DMS and DLS neurons are differentially modulated in the DT5 procedure during early training but not after extended training
During acquisition of the task in the early training group, we recorded an average of 37 (±1.3) and 81 (±1.8) units per session in the DLS and DMS, respectively, across the entire group of rats. The number of recorded units remained stable across sessions (Figure 2—figure supplement 1A). In the extended training group, by advancing the electrodes every other day, a total of 387 and 462 neurons were recorded in DLS and DMS, respectively (Figure 2—figure supplement 1B). Electrode placements were similar in the early and extended training groups (Figure 2—figure supplement 1C). To focus on the primary population of striatal neurons, putative medium spiny neuron (MSN) and interneuron populations were distinguished using firing rates and waveform properties (Figure 2—figure supplement 1D–F; Martiros et al., 2018; Schmitzer-Torbert and Redish, 2008; Stalnaker et al., 2016). Putative MSNs represented 95% and 88% of the recorded units in the early and extended training groups, respectively. Fast-spiking interneurons (FSI) were extracted based on their firing rate and half-width valley (Figure 2—figure supplement 1D–F), and represented on average 1.1% of units in the early training group (0–3 neurons per session) and 4.1% of units in the extended training group (N = 31). Neurons not classified as putative-FSI but showing features intermediate to MSN and FSI were unclassified (early training, N = 1–9 per session; extended training, N = 74). As reported previously, we could not reliably isolate putative tonically active neurons (TANs) based on waveform (Sales-Carbonell et al., 2018). Given the low number of TANs in dorsal striatum (about 1%; Oorschot, 2013; Schmitzer-Torbert and Redish, 2008), we assumed any possible misclassification of TANs as MSNs, though unlikely, would have minimal impact on the population characteristics presented in this study. In this paper we focus only on the putative MSN population.
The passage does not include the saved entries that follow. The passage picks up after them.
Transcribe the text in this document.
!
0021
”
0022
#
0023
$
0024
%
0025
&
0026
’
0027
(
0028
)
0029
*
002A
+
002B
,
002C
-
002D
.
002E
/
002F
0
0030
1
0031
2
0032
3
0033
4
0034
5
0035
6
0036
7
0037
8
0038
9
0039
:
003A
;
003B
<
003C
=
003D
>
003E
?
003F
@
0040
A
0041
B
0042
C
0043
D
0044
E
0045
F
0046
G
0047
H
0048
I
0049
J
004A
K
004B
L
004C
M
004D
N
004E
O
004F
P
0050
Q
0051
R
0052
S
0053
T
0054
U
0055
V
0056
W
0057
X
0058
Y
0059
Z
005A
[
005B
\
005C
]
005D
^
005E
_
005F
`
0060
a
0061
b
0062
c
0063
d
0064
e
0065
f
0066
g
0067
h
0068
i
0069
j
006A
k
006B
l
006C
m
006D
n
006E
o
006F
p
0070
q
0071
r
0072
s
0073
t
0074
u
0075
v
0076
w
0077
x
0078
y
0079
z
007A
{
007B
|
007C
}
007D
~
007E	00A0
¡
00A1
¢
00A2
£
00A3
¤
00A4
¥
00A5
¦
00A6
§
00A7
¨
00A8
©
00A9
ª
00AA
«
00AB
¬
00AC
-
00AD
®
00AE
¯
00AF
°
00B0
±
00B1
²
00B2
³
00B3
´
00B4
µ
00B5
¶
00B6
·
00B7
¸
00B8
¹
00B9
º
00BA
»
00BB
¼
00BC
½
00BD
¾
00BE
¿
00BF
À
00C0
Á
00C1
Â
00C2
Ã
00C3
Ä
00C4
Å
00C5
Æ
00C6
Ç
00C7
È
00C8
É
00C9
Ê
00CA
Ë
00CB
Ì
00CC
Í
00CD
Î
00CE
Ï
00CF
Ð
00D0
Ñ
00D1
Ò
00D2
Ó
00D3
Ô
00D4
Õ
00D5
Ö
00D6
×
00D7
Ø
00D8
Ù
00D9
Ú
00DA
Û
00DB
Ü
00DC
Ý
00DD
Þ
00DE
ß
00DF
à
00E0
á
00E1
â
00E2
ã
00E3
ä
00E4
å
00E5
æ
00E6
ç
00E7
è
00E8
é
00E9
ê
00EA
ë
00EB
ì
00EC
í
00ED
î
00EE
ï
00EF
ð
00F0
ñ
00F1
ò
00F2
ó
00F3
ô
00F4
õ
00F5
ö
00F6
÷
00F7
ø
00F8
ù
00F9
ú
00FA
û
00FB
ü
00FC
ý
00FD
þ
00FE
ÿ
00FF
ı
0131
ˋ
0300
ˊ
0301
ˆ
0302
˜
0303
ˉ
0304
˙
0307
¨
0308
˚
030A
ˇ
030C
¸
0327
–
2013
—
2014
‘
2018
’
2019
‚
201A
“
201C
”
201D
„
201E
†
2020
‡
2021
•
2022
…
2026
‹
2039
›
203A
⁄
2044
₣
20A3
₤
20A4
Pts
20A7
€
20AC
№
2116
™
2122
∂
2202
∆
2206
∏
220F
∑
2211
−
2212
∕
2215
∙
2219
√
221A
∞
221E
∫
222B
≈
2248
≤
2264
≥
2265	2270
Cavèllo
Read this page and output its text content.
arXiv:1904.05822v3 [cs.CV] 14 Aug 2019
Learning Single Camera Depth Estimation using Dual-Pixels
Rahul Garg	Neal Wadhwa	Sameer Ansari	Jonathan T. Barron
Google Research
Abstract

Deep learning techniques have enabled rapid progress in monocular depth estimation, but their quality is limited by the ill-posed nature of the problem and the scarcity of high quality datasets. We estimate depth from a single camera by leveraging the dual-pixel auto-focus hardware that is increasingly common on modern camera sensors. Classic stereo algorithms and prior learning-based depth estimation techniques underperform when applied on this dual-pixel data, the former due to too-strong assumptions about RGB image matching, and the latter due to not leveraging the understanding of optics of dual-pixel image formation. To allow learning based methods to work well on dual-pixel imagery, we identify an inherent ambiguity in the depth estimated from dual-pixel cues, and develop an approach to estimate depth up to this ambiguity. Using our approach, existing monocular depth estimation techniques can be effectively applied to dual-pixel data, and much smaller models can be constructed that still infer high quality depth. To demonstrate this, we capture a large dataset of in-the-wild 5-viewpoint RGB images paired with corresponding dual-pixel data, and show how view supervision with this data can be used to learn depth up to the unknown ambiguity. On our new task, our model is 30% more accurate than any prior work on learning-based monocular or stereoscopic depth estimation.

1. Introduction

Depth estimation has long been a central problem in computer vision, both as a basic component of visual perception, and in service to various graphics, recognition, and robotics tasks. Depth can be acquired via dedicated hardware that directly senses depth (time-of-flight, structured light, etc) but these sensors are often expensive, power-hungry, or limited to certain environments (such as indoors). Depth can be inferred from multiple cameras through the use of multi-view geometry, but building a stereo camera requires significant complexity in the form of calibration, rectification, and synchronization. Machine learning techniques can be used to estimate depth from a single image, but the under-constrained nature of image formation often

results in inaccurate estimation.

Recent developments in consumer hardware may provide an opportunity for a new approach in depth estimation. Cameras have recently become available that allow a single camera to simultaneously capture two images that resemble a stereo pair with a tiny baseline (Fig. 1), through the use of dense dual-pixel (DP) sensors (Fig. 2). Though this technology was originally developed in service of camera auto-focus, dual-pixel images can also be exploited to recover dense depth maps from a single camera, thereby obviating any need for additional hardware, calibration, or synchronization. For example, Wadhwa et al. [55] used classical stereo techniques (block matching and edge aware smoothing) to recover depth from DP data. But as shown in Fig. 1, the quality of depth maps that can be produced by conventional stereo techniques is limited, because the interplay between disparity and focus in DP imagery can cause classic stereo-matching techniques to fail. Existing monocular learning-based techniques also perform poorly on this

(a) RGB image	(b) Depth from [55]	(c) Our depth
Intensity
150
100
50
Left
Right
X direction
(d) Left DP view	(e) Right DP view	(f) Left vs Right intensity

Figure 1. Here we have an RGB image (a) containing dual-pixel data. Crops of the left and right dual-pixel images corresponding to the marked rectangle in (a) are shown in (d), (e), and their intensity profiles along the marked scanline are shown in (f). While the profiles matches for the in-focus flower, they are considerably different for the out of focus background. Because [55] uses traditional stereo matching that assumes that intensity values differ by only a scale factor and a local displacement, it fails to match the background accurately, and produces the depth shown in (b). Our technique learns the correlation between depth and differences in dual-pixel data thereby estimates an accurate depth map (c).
On average, 78.2% (±1.4) of putative MSNs from the early training dataset showed a significant change in firing rate to one or more events, and were termed task-responsive neurons (TRN) (Figure 2A). Among them, a majority of DLS neurons increased their spike activity during the behavioral sequence (excitation, range N = 15–24 per session; inhibition, range N = 4–9 per session) whereas DMS neurons predominantly decreased their spike activity (excitation, range N = 13–21 per session; inhibition, range N = 34–61 per session). The relative proportions of excitations and inhibitions significantly differed between DLS and DMS for the ten sessions analyzed during early training (Figure 2A; DLS vs DMS, χ2-values > 7.2, p-values<0.01).
In the extended training dataset, 76.5% of the analyzed neurons were task-responsive. In clear contrast with the early training group, the number of neurons excited and inhibited during the behavioral sequence was similar in DLS versus DMS (Figure 2A; DLS excitation, N = 143; DLS inhibition, N = 109; DMS excitation, N = 158; DMS inhibition, N = 162; DMS vs DLS: χ2 = 3.07, p>0.05).
To investigate in more detail the presence or absence of regional differences in behavior-related spiking activity of putative-MSNs, we examined the normalized firing across the trial, focusing on seven consecutive events of the behavioral sequence (Figure 1A; lever insertion, each of 5 lever presses, and first port-entry following reward delivery) in the early and extended training groups, combining all TRNs (Figure 2B-E). During early training, we observed strong differences between the activity of TRN in DLS and DMS along the behavioral sequence. On average, the DLS population showed a sustained increase in activity throughout the behavioral sequence whereas the mean activity for the DMS population was increased at the sequence boundaries and decreased during lever presses (Figure 2A–B). Repeated measures ANOVA revealed differences between regions and across events (Figure 2B and D; main effect of region, F(1,839)=135.1, p<0.0001; region * event interaction, F(11,9229) = 30.85, p<0.0001). When mean neural activity was examined after extended training, the differences in DMS and DLS population activity were not significant, with no effect of region, nor a region by event interaction (Figure 2C and E; region F(1,570)=2.53, p>0.1, region*event F(11,6270) = 1.48, p>0.1). Thus the mean activity of TRNs differed between DMS and DLS during early training, but not after extended training.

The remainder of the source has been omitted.